Sunday, September 23, 2018

Yellowstone III

I finally have a connection (see comments on Yellowstone I)

For now these post without narrative. Mostly we spent the day looking at elk and in the Northern part of the park

To Yellowstone (Out of Sequence)

 Tuesday saw us traveling about three hundred miles from Twin Falls to Moran, Wyoming and the Headwaters Lodge at the Flagg Ranch inside Grand Teton National Park which will be our headquarters for nine days of exploration of the Grand Tetons and Yellowstone.

We did not do a lot of sightseeing but did stop for a short walk at the Massacre Rocks State Park, along the South Fork of the Snake River.

Yellowstone II

Once more images without captions.

Very quickly we have learned that what we plan and what we do often diverge. There are too many attractive distractions along the way. 

Our first distraction was a small herd of elk. It’s fascinating to see what happens when animals show up, cars stop, traffic jams, word goes out to the National Park Service, and rangers or volunteers soon show up to manage the interface between animals and humans.

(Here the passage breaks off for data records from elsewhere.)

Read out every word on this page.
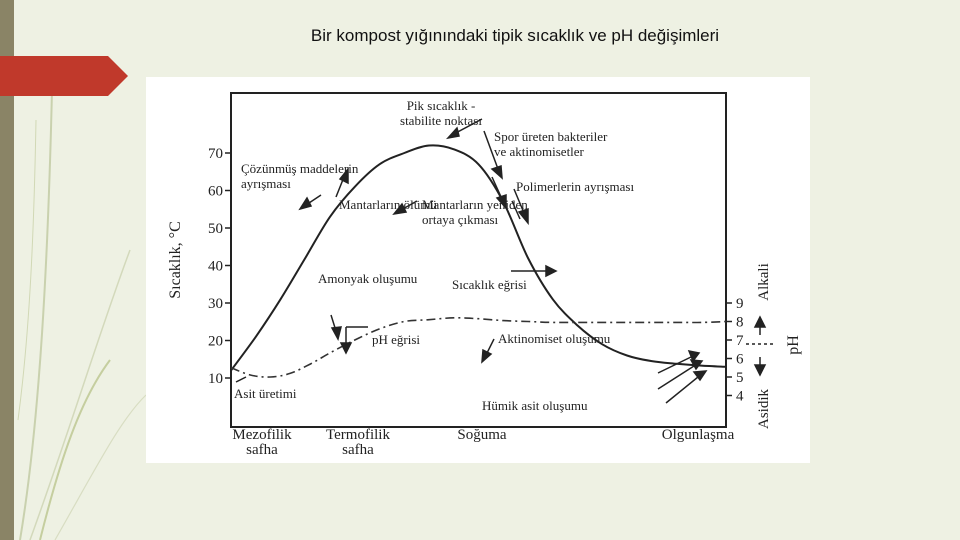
Bir kompost yığınındaki tipik sıcaklık ve pH değişimleri
10
20
30
40
50
60
70
4
5
6
7
8
9
Sıcaklık, °C
pH
Alkali
Asidik
Pik sıcaklık -stabilite noktası
Spor üreten bakteriler ve aktinomisetler
Polimerlerin ayrışması
Çözünmüş maddelerin ayrışması
Mantarların ölümü
Mantarların yeniden ortaya çıkması
Sıcaklık eğrisi
Amonyak oluşumu
pH eğrisi	Aktinomiset oluşumu
Asit üretimi
Hümik asit oluşumu
Mezofilik safha
Termofilik safha
Soğuma	Olgunlaşma
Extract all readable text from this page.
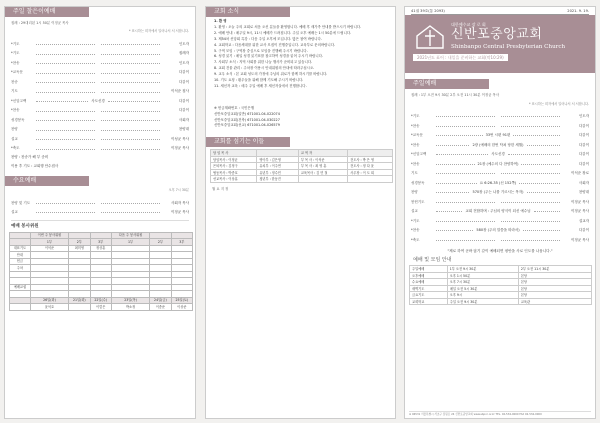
주일 찰은이예배
집례 : 29대리된 1시 50분 이정균 목사
* 표시하는 회자에서 일어나서 서 서합니다.
*기도	인도자
*기도	집례자
*찬송	인도자
*교독문	다같이
찬송	다같이
기도	이석준 집사
*신앙고백	사도신경	다같이
*찬송	다같이
성경봉독	사회자
찬양	찬양대
설교	이성균 목사
*축도	이정균 목사
찬양 : 찬송가 해 부 준비
이용 후 기도 : 교회행 안수집사
수요예배
오후 7시 30분
찬양 및 기도	사회자 목사
설교	이정균 목사
예배 봉사위원
	이번 주 봉사위원			다음 주 봉사위원		
	1부	2부	3부	1부	2부	3부
대표기도	이석준	최미영	정상훈			
안내						
헌금						
주차						

예배교섭						

	26일(화)	21일(화)	22일(수)	23일(목)	24일(금)	25일(토)
	윤석호		이렇은	박소정	이종준	이상준
교회 소식
1. 환 영

1. 환영 : 오늘 주의 교회로 처음 오신 분들을 환영합니다. 예배 후 새가족 안내를 받으시기 바랍니다.

2. 예배 안내 : 매주일 9시, 11시 예배가 드려집니다. 주일 오후 예배는 1시 50분에 드립니다.

3. 제54차 신앙회 특강 : 다음 주일 오후에 모입니다. 많은 참여 바랍니다.

4. 교회학교 : 다음세대를 위한 교사 모집이 진행중입니다. 교육부로 문의바랍니다.

5. 구역 모임 : 구역장 중심으로 모임을 진행해 주시기 바랍니다.

6. 성경 읽기 : 매일 성경 읽기표를 참고하여 성경을 읽어 주시기 바랍니다.

7. 사회부 소식 : 지역 사회를 위한 나눔 행사가 준비되고 있습니다.

8. 교회 건물 관리 : 주차장 이용시 안내위원의 안내에 따라주십시오.

9. 교우 소식 : 본 교회 성도의 가정에 주님의 위로가 함께 하시기를 바랍니다.

10. 기도 요청 : 환우들을 위해 함께 기도해 주시기 바랍니다.

11. 새신자 교육 : 매주 주일 예배 후 새신자실에서 진행합니다.

※ 헌금계좌번호 : 국민은행

신반포중앙교회(일반) 671001-04-022074

신반포중앙교회(건축) 671001-04-030227

신반포중앙교회(선교) 671001-04-026579

교회를 섬기는 이들
담 임 목 사		교 역 자	
담임목사 : 이정균	영아부 : 김은영	부 목 사 : 이석준	전도사 : 박 은 영
은퇴목사 : 김정구	유치부 : 이주연	부 목 사 : 최 영 훈	전도사 : 정 다 윤
협동목사 : 박종호	유년부 : 정수민	교육목사 : 김 민 철	사무장 : 이 도 희
선교목사 : 이상훈	청년부 : 한동진		
월 요 지 정
41권 39호(통 2093)	2021. 9. 19.
대한예수교 장 로 회
신반포중앙교회
Shinbanpo Central Presbyterian Church
2021년도 표어 : 내일을 준비하는 교회(막10:29)
주일예배
집례 : 1부 오전 9시 30분 2부 오전 11시 30분 이정균 목사
* 표시하는 회자에서 일어나서 서 서합니다.
*기도	인도자
*찬송	다같이
*교독문	33번 시편 91편	다같이
*찬송	2장 (예배의 한번 닥쳐 당한 세월)	다같이
*신앙고백	사도신경	다같이
*찬송	21장 (예수의 다 찬양하여)	다같이
기도	이석준 장로
성경봉독	요 6:26-35 (신 152쪽)	사회자
찬양	570장 (주는 나를 기르시는 목자)	찬양대
봉헌기도	이정균 목사
설교	교회 전합하며 : 주님의 양식이 되신 예수님	이정균 목사
*기도	설교자
*찬송	580장 (주의 말씀을 따라서)	다같이
*축도	이정균 목사
"제로 하여 곧바 않기 같이 예배되면 평안을 사로 인도를 나옵니다."
예배 및 모임 안내
주일예배	1부 오전 9시 30분	2부 오전 11시 30분
오후예배	오후 1시 50분	본당
수요예배	오후 7시 30분	본당
새벽기도	매일 오전 5시 30분	본당
금요기도	오후 9시	본당
교회학교	주일 오전 9시 30분	교육관
※ 06531 서울특별시 서초구 잠원로 24 신반포중앙교회 www.sbpcc.or.kr TEL. 02-534-0000 FAX 02-534-0000
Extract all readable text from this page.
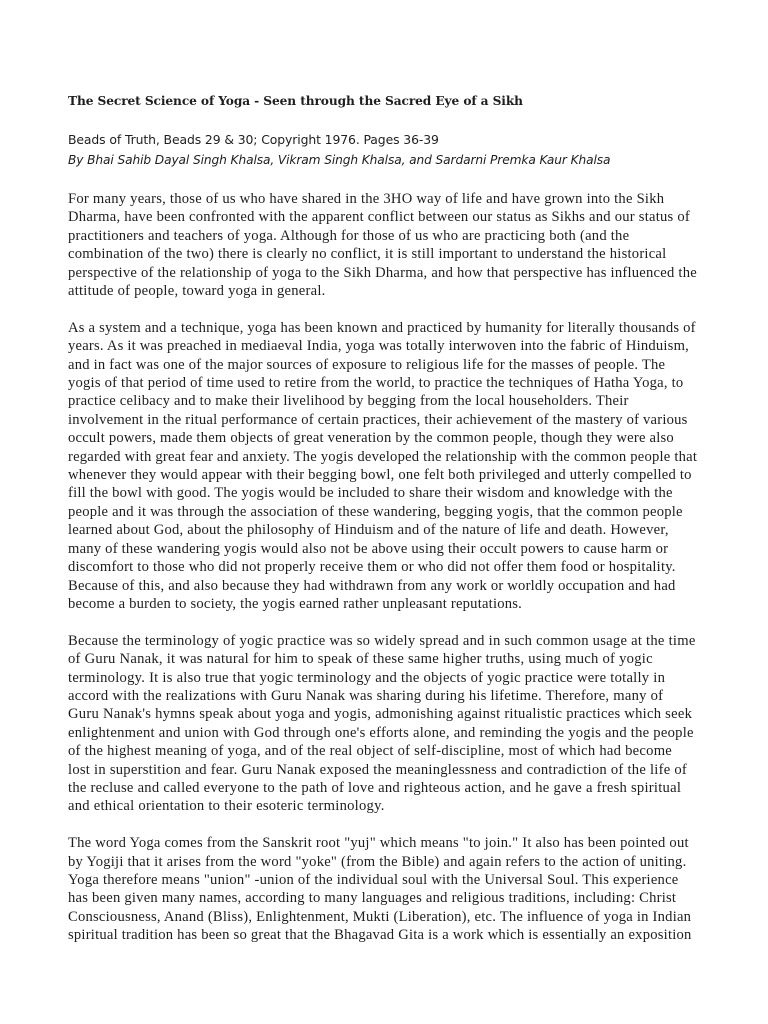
The Secret Science of Yoga - Seen through the Sacred Eye of a Sikh
Beads of Truth, Beads 29 & 30; Copyright 1976. Pages 36-39
By Bhai Sahib Dayal Singh Khalsa, Vikram Singh Khalsa, and Sardarni Premka Kaur Khalsa

For many years, those of us who have shared in the 3HO way of life and have grown into the Sikh Dharma, have been confronted with the apparent conflict between our status as Sikhs and our status of practitioners and teachers of yoga. Although for those of us who are practicing both (and the combination of the two) there is clearly no conflict, it is still important to understand the historical perspective of the relationship of yoga to the Sikh Dharma, and how that perspective has influenced the attitude of people, toward yoga in general.

As a system and a technique, yoga has been known and practiced by humanity for literally thousands of years. As it was preached in mediaeval India, yoga was totally interwoven into the fabric of Hinduism, and in fact was one of the major sources of exposure to religious life for the masses of people. The yogis of that period of time used to retire from the world, to practice the techniques of Hatha Yoga, to practice celibacy and to make their livelihood by begging from the local householders. Their involvement in the ritual performance of certain practices, their achievement of the mastery of various occult powers, made them objects of great veneration by the common people, though they were also regarded with great fear and anxiety. The yogis developed the relationship with the common people that whenever they would appear with their begging bowl, one felt both privileged and utterly compelled to fill the bowl with good. The yogis would be included to share their wisdom and knowledge with the people and it was through the association of these wandering, begging yogis, that the common people learned about God, about the philosophy of Hinduism and of the nature of life and death. However, many of these wandering yogis would also not be above using their occult powers to cause harm or discomfort to those who did not properly receive them or who did not offer them food or hospitality. Because of this, and also because they had withdrawn from any work or worldly occupation and had become a burden to society, the yogis earned rather unpleasant reputations.

Because the terminology of yogic practice was so widely spread and in such common usage at the time of Guru Nanak, it was natural for him to speak of these same higher truths, using much of yogic terminology. It is also true that yogic terminology and the objects of yogic practice were totally in accord with the realizations with Guru Nanak was sharing during his lifetime. Therefore, many of Guru Nanak's hymns speak about yoga and yogis, admonishing against ritualistic practices which seek enlightenment and union with God through one's efforts alone, and reminding the yogis and the people of the highest meaning of yoga, and of the real object of self-discipline, most of which had become lost in superstition and fear. Guru Nanak exposed the meaninglessness and contradiction of the life of the recluse and called everyone to the path of love and righteous action, and he gave a fresh spiritual and ethical orientation to their esoteric terminology.

The word Yoga comes from the Sanskrit root "yuj" which means "to join." It also has been pointed out by Yogiji that it arises from the word "yoke" (from the Bible) and again refers to the action of uniting. Yoga therefore means "union" -union of the individual soul with the Universal Soul. This experience has been given many names, according to many languages and religious traditions, including: Christ Consciousness, Anand (Bliss), Enlightenment, Mukti (Liberation), etc. The influence of yoga in Indian spiritual tradition has been so great that the Bhagavad Gita is a work which is essentially an exposition
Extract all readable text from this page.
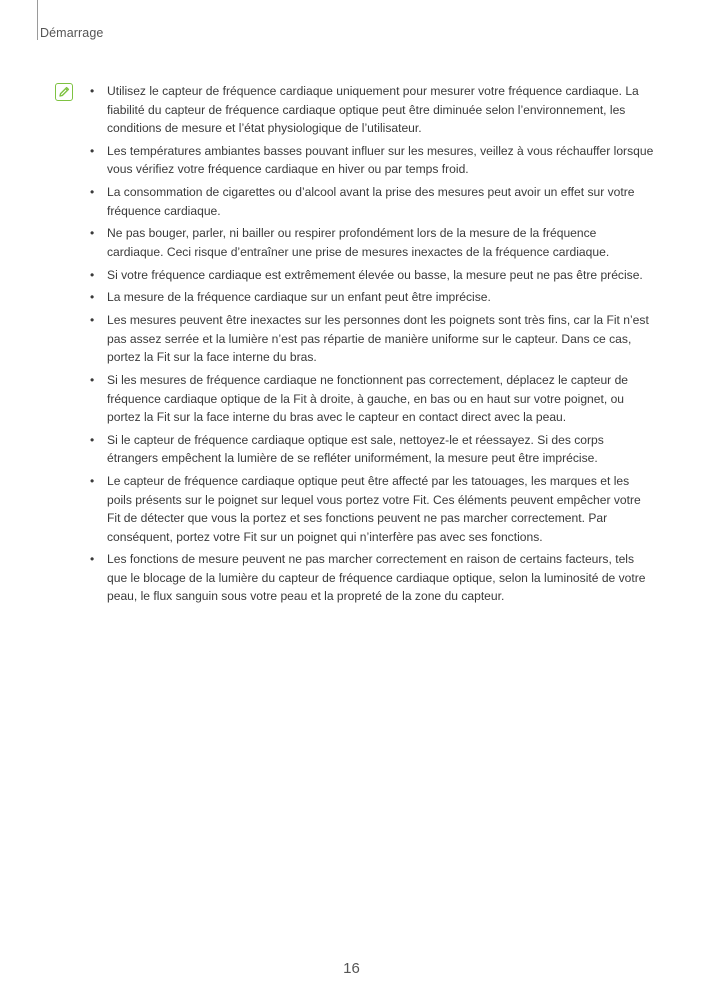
Démarrage
• Utilisez le capteur de fréquence cardiaque uniquement pour mesurer votre fréquence cardiaque. La fiabilité du capteur de fréquence cardiaque optique peut être diminuée selon l’environnement, les conditions de mesure et l’état physiologique de l’utilisateur.
• Les températures ambiantes basses pouvant influer sur les mesures, veillez à vous réchauffer lorsque vous vérifiez votre fréquence cardiaque en hiver ou par temps froid.
• La consommation de cigarettes ou d’alcool avant la prise des mesures peut avoir un effet sur votre fréquence cardiaque.
• Ne pas bouger, parler, ni bailler ou respirer profondément lors de la mesure de la fréquence cardiaque. Ceci risque d’entraîner une prise de mesures inexactes de la fréquence cardiaque.
• Si votre fréquence cardiaque est extrêmement élevée ou basse, la mesure peut ne pas être précise.
• La mesure de la fréquence cardiaque sur un enfant peut être imprécise.
• Les mesures peuvent être inexactes sur les personnes dont les poignets sont très fins, car la Fit n’est pas assez serrée et la lumière n’est pas répartie de manière uniforme sur le capteur. Dans ce cas, portez la Fit sur la face interne du bras.
• Si les mesures de fréquence cardiaque ne fonctionnent pas correctement, déplacez le capteur de fréquence cardiaque optique de la Fit à droite, à gauche, en bas ou en haut sur votre poignet, ou portez la Fit sur la face interne du bras avec le capteur en contact direct avec la peau.
• Si le capteur de fréquence cardiaque optique est sale, nettoyez-le et réessayez. Si des corps étrangers empêchent la lumière de se refléter uniformément, la mesure peut être imprécise.
• Le capteur de fréquence cardiaque optique peut être affecté par les tatouages, les marques et les poils présents sur le poignet sur lequel vous portez votre Fit. Ces éléments peuvent empêcher votre Fit de détecter que vous la portez et ses fonctions peuvent ne pas marcher correctement. Par conséquent, portez votre Fit sur un poignet qui n’interfère pas avec ses fonctions.
• Les fonctions de mesure peuvent ne pas marcher correctement en raison de certains facteurs, tels que le blocage de la lumière du capteur de fréquence cardiaque optique, selon la luminosité de votre peau, le flux sanguin sous votre peau et la propreté de la zone du capteur.
16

From the elk sighting, we went on to LeHardy’s rapids, the Mud Volcano, an other worldly grouping of hot springs, mud, and minerals and microbes that is , in truth, very hard to depict, you have to be there for the heat, the steam, the stanch of sulphur.

From ther we went along to the Brink of the Upper Falls of the Yellowstone River and the South Rim of Yellowstone’s Grand Canyon.

At that point, the plan was to go back to Old Faithful for dinner at the Lodge. We did not have reservations and there was no room at the inn. I had planned for us to have dinner there, come out at twilight and get some dramatic shots of the geyser. Din’t happen. But I did get some twilight shots on the way back to the Headwaters Lodge where we are staying. It was a long, arduous day in which we walked almost seven miles and we collapsed in our room about 9:30, exhausted.

Yellowstone One

Once more, posted without image captions

 Thursday, September 20 took us from Grand Teton north about five miles to the South Gate of Yellowstone. The previous day in Grant Teton had been pleasant, if somewhat frustrating for the smoke from a nearby fire. Nothing prepared us for the grandeur that is Yellowstone. And it is not just mere beauty that captivates the First time visitor but the scale, the diversity of landscape. It seems as if whatever scenic beauty exists in nature exists here.

Our initial goal was to simply familiarize ourselves with the park, but it became impossible to just drive past some sites with the promise to return, we stopped and stopped again until we came to the essential Old Faithful geyser. Our first stop was at the Lewis Falls along the Lewis River which feeds Lewis Lake. Next came the rather spectacular Kepler Cascade, all of which primed us for the thermals and the geysers which came next.  The weather at Old Faithful, rain and sleet mixed with wind made it a challenge, so we did not walk the complete loop, but we got the sense of the place. At some point, we will get back there. 

From there we drove a circuit from Old Faithful east to Canyon Village and back down south through more geysers, stopping to visit with some bison by the side of the road, and back the south gate to our lodgings in Grand Teton.

The Grand Tetons

Jackson Lodge, near us in the Grand Teton NP, has a good connection so I get to post!! It is weird being so disconnected in the USofA. I offer these, for now, without captions.

Since we are staying at the Headwaters Lodge in Grand Teton National Park, it seemed logical to spend out first day there before we journey just a few miles north into Yellowstone, which we will do tomorrow.

So, basically we drove along the John D. Rockefeller Jr Memorial Parkway, Rockefeller and his son Laurance were major patrons of the park in its early development, stopping for brief walks at the Mount Moran Overlook, String Lake, and Jenny Lake before visiting the historic cabins at Menor’s Ferry. And that made for a day along with a number of other shorter stops.

The day was not a good one for photography, smoke from the nearby Roosevelt Fire cast an increasingly dense blanket over the valley as the day went on. The mountains were visible, but capturing them in photos was a challenge. The fall colors, on the other hand, were a treat to see and photograph. For many of these images the best answer was black and white.

Monday, September 17, 2018

Moving North

From Elko, Nevada we continued north and eastward to Twin Falls, Idaho on our way, tomorrow, to the Grand Tetons and Yellowstone. This most likely will be my last daily post for about ten days as we are reported not to have cell or internet access.

Monday saw us drive through the Great Basin, essentially high desert. Photo opportunities, so to speak, were few. I got a few nice images at a roadside stop near Salmon Creek. And then as we crossed the Snake River at Twin Falls, the scenery became quite dramatic.